Challenging the provisional appointment of a co-worker
Kirmayer v State Civil Service Commission, 236 A.D.2d 705*
May an employee challenge the provisional appointment of a coworker and if so, what standards must he or she meet to pursue the action? This was the central issue in Kirmayer v New York State Civil Service Commission.
David Kirmayer, a Computer Systems Programmer with the State Office of Mental Health [OMH], asked the Civil Service Department to revoke OMH's provisionally appointing Catherine Dryden as Supervisor of Revenue Operations. Kirmayer contended that Dryden's appointment violated §65.4 of the Civil Service Law.** When the Department of Civil Service refused to revoke Dryden's appointment, Kirmayer filed an Article 78 seeking to compel the revocation of her appointment.
A New York State Supreme Court judge dismissed Kirmayer's action on the grounds that he lacked standing to commence the proceeding. On appeal, the Appellate Division affirmed the Supreme Court's ruling.
The Appellate Division said that in order to challenge an administrative determination, Kirmayer had to show:
a. interest protected by statutory or constitutional provisions;
b. The administrative determination being challenged had a harmful effect on him; and
c. There was no clear legislative intent barring judicial review of the matter.

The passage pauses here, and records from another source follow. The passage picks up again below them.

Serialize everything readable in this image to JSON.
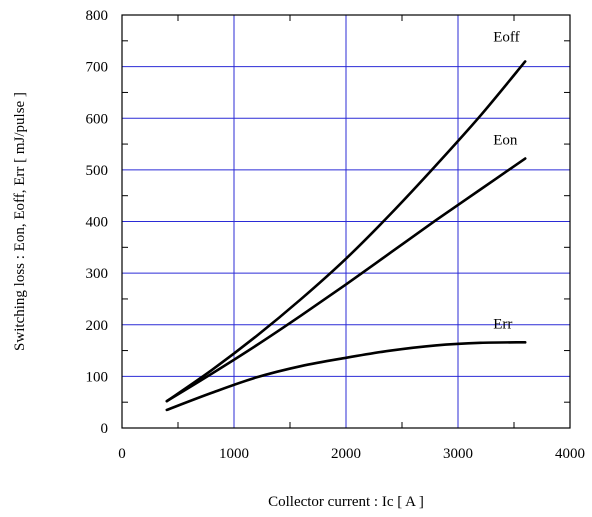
{
  "chart_data": {
    "type": "line",
    "xlabel": "Collector current : Ic [ A ]",
    "ylabel": "Switching loss : Eon, Eoff, Err [ mJ/pulse ]",
    "xlim": [
      0,
      4000
    ],
    "ylim": [
      0,
      800
    ],
    "x_ticks": [
      "0",
      "1000",
      "2000",
      "3000",
      "4000"
    ],
    "y_ticks": [
      "0",
      "100",
      "200",
      "300",
      "400",
      "500",
      "600",
      "700",
      "800"
    ],
    "grid": true,
    "series": [
      {
        "name": "Eoff",
        "x": [
          400,
          800,
          1200,
          1600,
          2000,
          2400,
          2800,
          3200,
          3600
        ],
        "y": [
          52,
          112,
          178,
          250,
          328,
          415,
          508,
          605,
          710
        ]
      },
      {
        "name": "Eon",
        "x": [
          400,
          800,
          1200,
          1600,
          2000,
          2400,
          2800,
          3200,
          3600
        ],
        "y": [
          52,
          105,
          160,
          218,
          278,
          340,
          402,
          462,
          522
        ]
      },
      {
        "name": "Err",
        "x": [
          400,
          800,
          1200,
          1600,
          2000,
          2400,
          2800,
          3200,
          3600
        ],
        "y": [
          35,
          68,
          98,
          120,
          136,
          150,
          160,
          165,
          166
        ]
      }
    ],
    "colors": {
      "grid": "#2b2bd6",
      "curves": "#000000"
    }
  }
}
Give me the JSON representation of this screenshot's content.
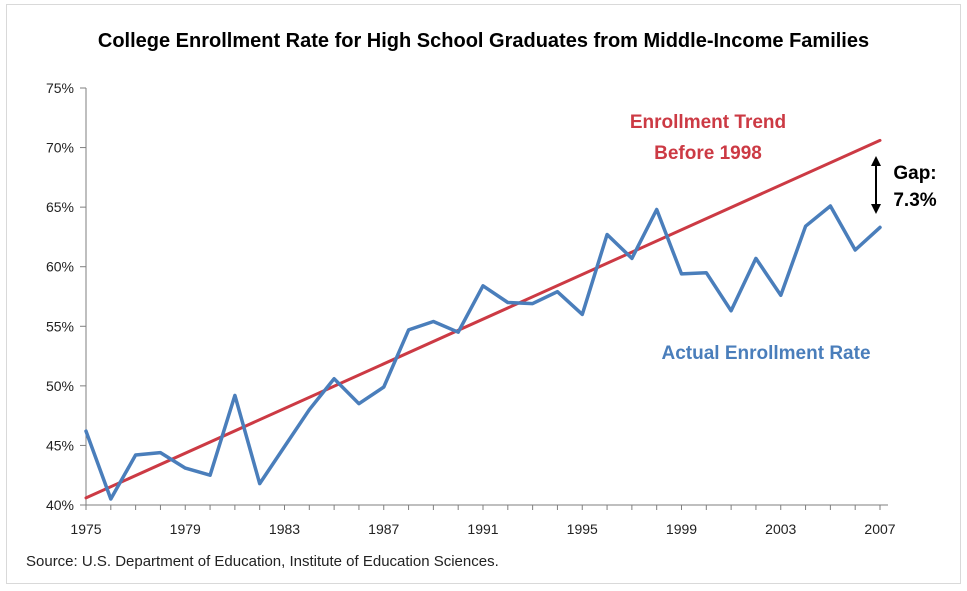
{
  "chart_data": {
    "type": "line",
    "title": "College Enrollment Rate for High School Graduates from Middle-Income Families",
    "source": "Source: U.S. Department of Education, Institute of Education Sciences.",
    "xlabel": "",
    "ylabel": "",
    "xlim": [
      1975,
      2007
    ],
    "ylim": [
      40,
      75
    ],
    "x_ticks": [
      1975,
      1979,
      1983,
      1987,
      1991,
      1995,
      1999,
      2003,
      2007
    ],
    "y_ticks": [
      40,
      45,
      50,
      55,
      60,
      65,
      70,
      75
    ],
    "y_tick_format": "percent",
    "grid": false,
    "series": [
      {
        "name": "Actual Enrollment Rate",
        "color": "#4a7ebb",
        "x": [
          1975,
          1976,
          1977,
          1978,
          1979,
          1980,
          1981,
          1982,
          1983,
          1984,
          1985,
          1986,
          1987,
          1988,
          1989,
          1990,
          1991,
          1992,
          1993,
          1994,
          1995,
          1996,
          1997,
          1998,
          1999,
          2000,
          2001,
          2002,
          2003,
          2004,
          2005,
          2006,
          2007
        ],
        "values": [
          46.2,
          40.5,
          44.2,
          44.4,
          43.1,
          42.5,
          49.2,
          41.8,
          44.9,
          48.0,
          50.6,
          48.5,
          49.9,
          54.7,
          55.4,
          54.5,
          58.4,
          57.0,
          56.9,
          57.9,
          56.0,
          62.7,
          60.7,
          64.8,
          59.4,
          59.5,
          56.3,
          60.7,
          57.6,
          63.4,
          65.1,
          61.4,
          63.3
        ]
      },
      {
        "name": "Enrollment Trend Before 1998",
        "color": "#cc3a44",
        "x": [
          1975,
          2007
        ],
        "values": [
          40.6,
          70.6
        ]
      }
    ],
    "annotations": {
      "trend_label_line1": "Enrollment Trend",
      "trend_label_line2": "Before 1998",
      "actual_label": "Actual Enrollment Rate",
      "gap_label_line1": "Gap:",
      "gap_label_line2": "7.3%"
    }
  }
}
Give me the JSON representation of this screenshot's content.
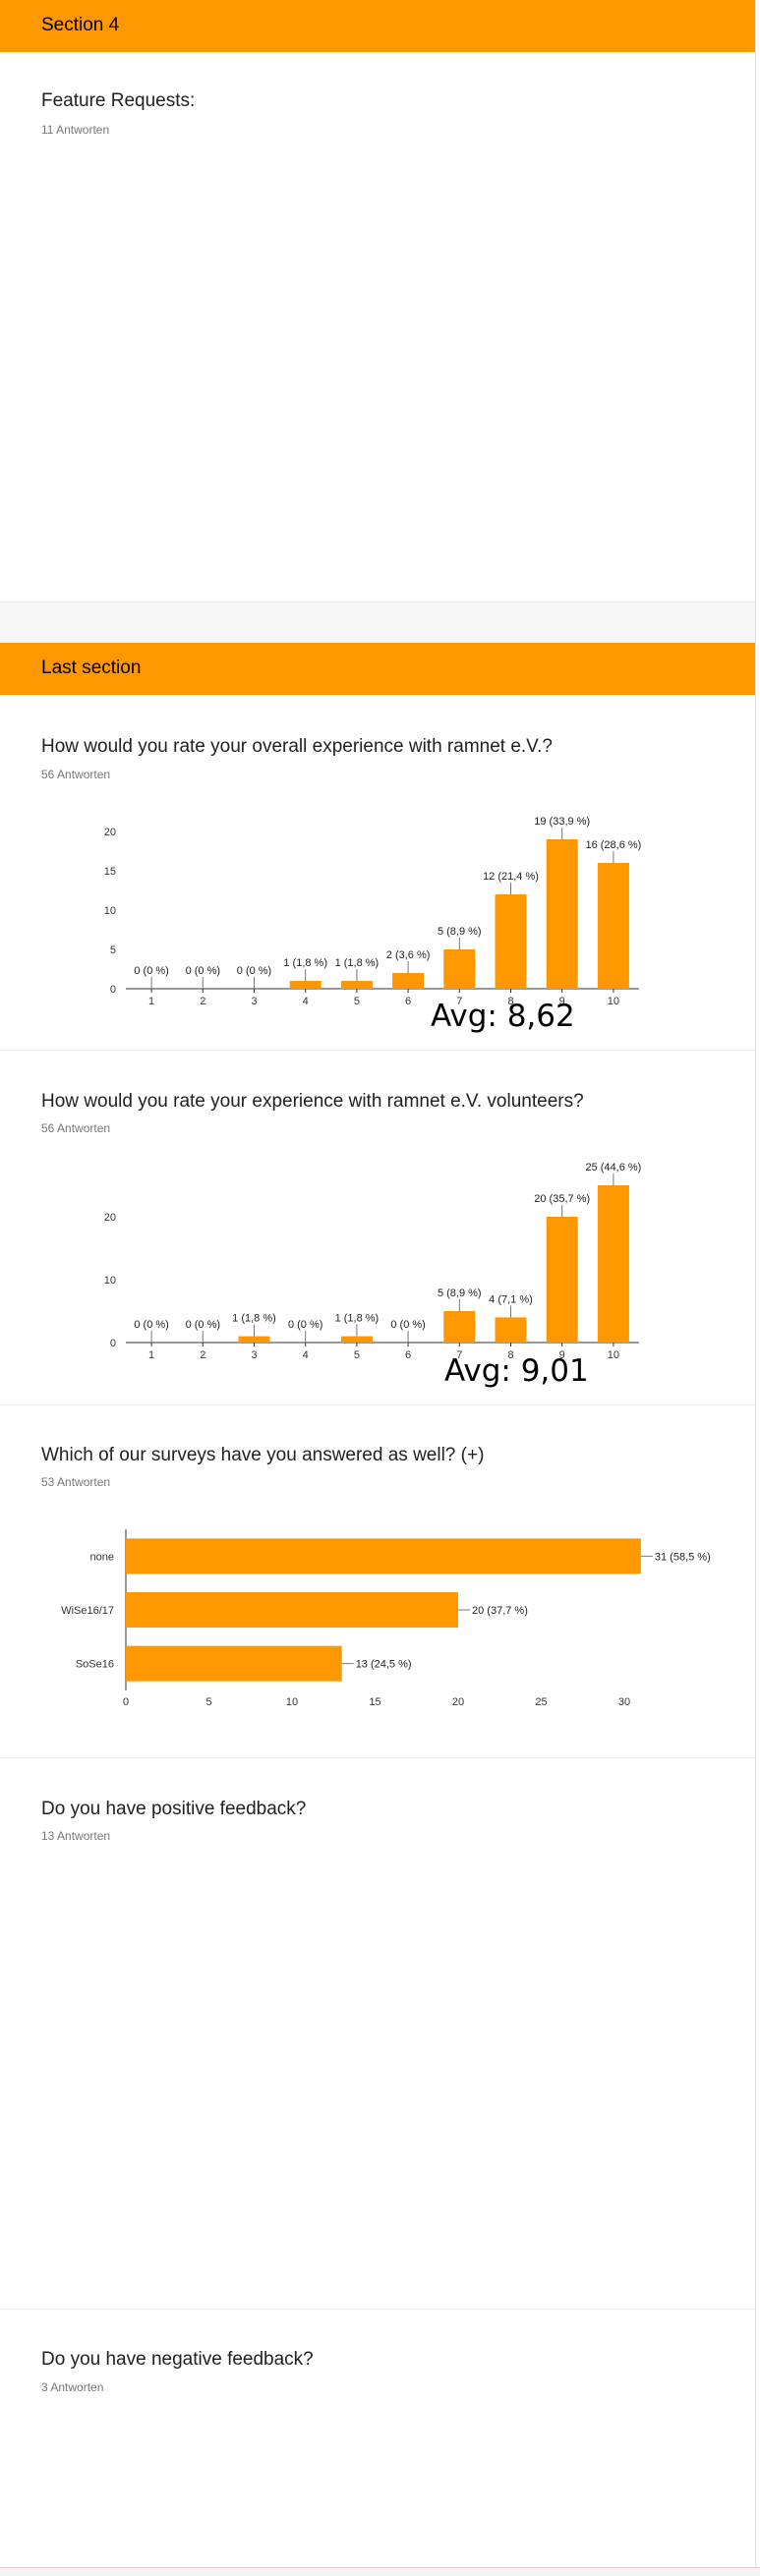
{
  "colors": {
    "accent": "#ff9800",
    "bar": "#ff9800",
    "axis": "#333333"
  },
  "section4": {
    "header": "Section 4",
    "question": "Feature Requests:",
    "responses": "11 Antworten"
  },
  "last_section": {
    "header": "Last section"
  },
  "q_overall": {
    "title": "How would you rate your overall experience with ramnet e.V.?",
    "responses": "56 Antworten",
    "avg": "Avg: 8,62"
  },
  "q_volunteers": {
    "title": "How would you rate your experience with ramnet e.V. volunteers?",
    "responses": "56 Antworten",
    "avg": "Avg: 9,01"
  },
  "q_surveys": {
    "title": "Which of our surveys have you answered as well? (+)",
    "responses": "53 Antworten"
  },
  "q_positive": {
    "title": "Do you have positive feedback?",
    "responses": "13 Antworten"
  },
  "q_negative": {
    "title": "Do you have negative feedback?",
    "responses": "3 Antworten"
  },
  "chart_data": [
    {
      "type": "bar",
      "categories": [
        "1",
        "2",
        "3",
        "4",
        "5",
        "6",
        "7",
        "8",
        "9",
        "10"
      ],
      "values": [
        0,
        0,
        0,
        1,
        1,
        2,
        5,
        12,
        19,
        16
      ],
      "labels": [
        "0 (0 %)",
        "0 (0 %)",
        "0 (0 %)",
        "1 (1,8 %)",
        "1 (1,8 %)",
        "2 (3,6 %)",
        "5 (8,9 %)",
        "12 (21,4 %)",
        "19 (33,9 %)",
        "16 (28,6 %)"
      ],
      "yticks": [
        0,
        5,
        10,
        15,
        20
      ],
      "ylim": [
        0,
        20
      ]
    },
    {
      "type": "bar",
      "categories": [
        "1",
        "2",
        "3",
        "4",
        "5",
        "6",
        "7",
        "8",
        "9",
        "10"
      ],
      "values": [
        0,
        0,
        1,
        0,
        1,
        0,
        5,
        4,
        20,
        25
      ],
      "labels": [
        "0 (0 %)",
        "0 (0 %)",
        "1 (1,8 %)",
        "0 (0 %)",
        "1 (1,8 %)",
        "0 (0 %)",
        "5 (8,9 %)",
        "4 (7,1 %)",
        "20 (35,7 %)",
        "25 (44,6 %)"
      ],
      "yticks": [
        0,
        10,
        20
      ],
      "ylim": [
        0,
        25
      ]
    },
    {
      "type": "bar",
      "orientation": "horizontal",
      "categories": [
        "none",
        "WiSe16/17",
        "SoSe16"
      ],
      "values": [
        31,
        20,
        13
      ],
      "labels": [
        "31 (58,5 %)",
        "20 (37,7 %)",
        "13 (24,5 %)"
      ],
      "xticks": [
        0,
        5,
        10,
        15,
        20,
        25,
        30
      ],
      "xlim": [
        0,
        31
      ]
    }
  ]
}
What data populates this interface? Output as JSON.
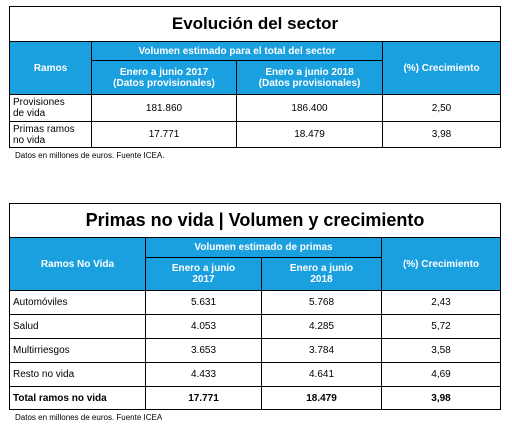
{
  "table1": {
    "title": "Evolución del sector",
    "col_ramos": "Ramos",
    "group_header": "Volumen estimado para el total del sector",
    "col_2017_line1": "Enero a junio 2017",
    "col_2017_line2": "(Datos provisionales)",
    "col_2018_line1": "Enero a junio 2018",
    "col_2018_line2": "(Datos provisionales)",
    "col_growth": "(%) Crecimiento",
    "rows": [
      {
        "label_line1": "Provisiones",
        "label_line2": "de vida",
        "v2017": "181.860",
        "v2018": "186.400",
        "growth": "2,50"
      },
      {
        "label_line1": "Primas ramos",
        "label_line2": "no vida",
        "v2017": "17.771",
        "v2018": "18.479",
        "growth": "3,98"
      }
    ],
    "note": "Datos en millones de euros. Fuente ICEA."
  },
  "table2": {
    "title": "Primas no vida | Volumen y crecimiento",
    "col_ramos": "Ramos No Vida",
    "group_header": "Volumen estimado de primas",
    "col_2017_line1": "Enero a junio",
    "col_2017_line2": "2017",
    "col_2018_line1": "Enero a junio",
    "col_2018_line2": "2018",
    "col_growth": "(%) Crecimiento",
    "rows": [
      {
        "label": "Automóviles",
        "v2017": "5.631",
        "v2018": "5.768",
        "growth": "2,43"
      },
      {
        "label": "Salud",
        "v2017": "4.053",
        "v2018": "4.285",
        "growth": "5,72"
      },
      {
        "label": "Multirriesgos",
        "v2017": "3.653",
        "v2018": "3.784",
        "growth": "3,58"
      },
      {
        "label": "Resto no vida",
        "v2017": "4.433",
        "v2018": "4.641",
        "growth": "4,69"
      }
    ],
    "total": {
      "label": "Total ramos no vida",
      "v2017": "17.771",
      "v2018": "18.479",
      "growth": "3,98"
    },
    "note": "Datos en millones de euros. Fuente ICEA"
  }
}
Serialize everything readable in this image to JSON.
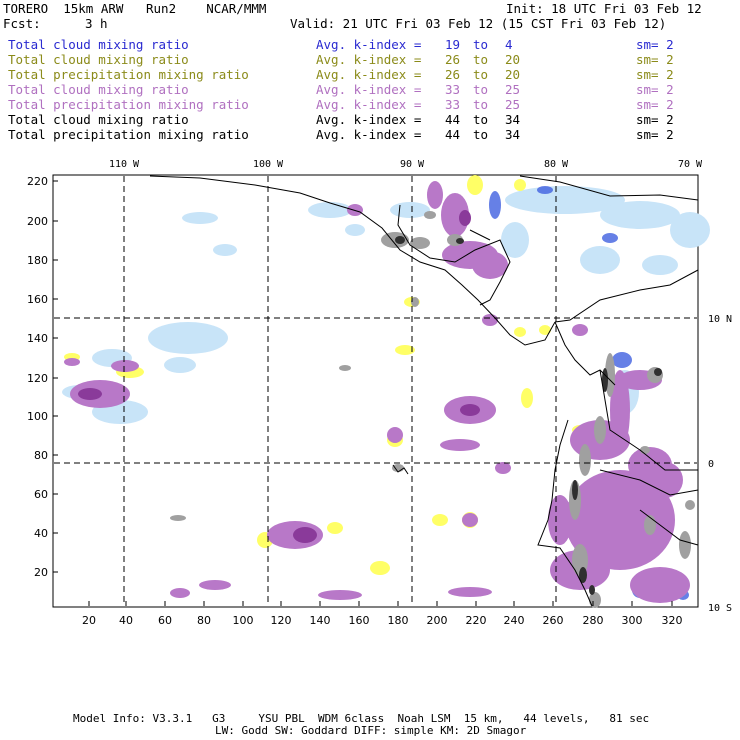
{
  "header": {
    "title_left": "TORERO  15km ARW   Run2    NCAR/MMM",
    "init": "Init: 18 UTC Fri 03 Feb 12",
    "fcst_label": "Fcst:",
    "fcst_value": "3 h",
    "valid": "Valid: 21 UTC Fri 03 Feb 12 (15 CST Fri 03 Feb 12)"
  },
  "legend": [
    {
      "label": "Total cloud mixing ratio",
      "kindex": "Avg. k-index =",
      "from": "19",
      "to_word": "to",
      "to": "4",
      "sm": "sm= 2",
      "color": "#2a2ad0"
    },
    {
      "label": "Total cloud mixing ratio",
      "kindex": "Avg. k-index =",
      "from": "26",
      "to_word": "to",
      "to": "20",
      "sm": "sm= 2",
      "color": "#8b8b1a"
    },
    {
      "label": "Total precipitation mixing ratio",
      "kindex": "Avg. k-index =",
      "from": "26",
      "to_word": "to",
      "to": "20",
      "sm": "sm= 2",
      "color": "#8b8b1a"
    },
    {
      "label": "Total cloud mixing ratio",
      "kindex": "Avg. k-index =",
      "from": "33",
      "to_word": "to",
      "to": "25",
      "sm": "sm= 2",
      "color": "#b070c0"
    },
    {
      "label": "Total precipitation mixing ratio",
      "kindex": "Avg. k-index =",
      "from": "33",
      "to_word": "to",
      "to": "25",
      "sm": "sm= 2",
      "color": "#b070c0"
    },
    {
      "label": "Total cloud mixing ratio",
      "kindex": "Avg. k-index =",
      "from": "44",
      "to_word": "to",
      "to": "34",
      "sm": "sm= 2",
      "color": "#000000"
    },
    {
      "label": "Total precipitation mixing ratio",
      "kindex": "Avg. k-index =",
      "from": "44",
      "to_word": "to",
      "to": "34",
      "sm": "sm= 2",
      "color": "#000000"
    }
  ],
  "map": {
    "lon_labels": [
      "110 W",
      "100 W",
      "90 W",
      "80 W",
      "70 W"
    ],
    "lat_labels": [
      "10 N",
      "0",
      "10 S"
    ],
    "y_ticks": [
      "220",
      "200",
      "180",
      "160",
      "140",
      "120",
      "100",
      "80",
      "60",
      "40",
      "20"
    ],
    "x_ticks": [
      "20",
      "40",
      "60",
      "80",
      "100",
      "120",
      "140",
      "160",
      "180",
      "200",
      "220",
      "240",
      "260",
      "280",
      "300",
      "320"
    ],
    "colors": {
      "blue_cloud": "#c8e4f8",
      "blue_strong": "#4060e0",
      "yellow": "#ffff66",
      "purple": "#b878c8",
      "purple_dark": "#8a3a9a",
      "gray": "#a0a0a0",
      "dark": "#303030"
    }
  },
  "footer": {
    "line1": "Model Info: V3.3.1   G3     YSU PBL  WDM 6class  Noah LSM  15 km,   44 levels,   81 sec",
    "line2": "LW: Godd SW: Goddard DIFF: simple KM: 2D Smagor"
  }
}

Kirmayer contended the appointment did hurt him, even though he made no claim that he was qualified for Dryden's position. Instead he contended that had an individual in his "promotional unit" been appointed as the provisional Supervisor of Revenue Operations, he could have applied for the vacancy created by the appointment.
The Appellate Division said that Kirmayer "so-called injury ... stemming from his purported inability to apply for an unspecified position that might have become vacant through the promotion of some unknown individual" constituted pure speculation.
In other words, the Court decided that Kirmayer "simply has not demonstrated the special type of damage necessary to confer standing for the purpose of pursuing the litigation."
* See, also, Kirmayer v State Civil Service Commission, 42 AD3d 848
** §65.4 generally bars "successive provisional appointments" to the same position. Presumably the approval of Dryden's provisional appointment by Civil Service was authorized under one or more of the exceptions allowed by §65.4.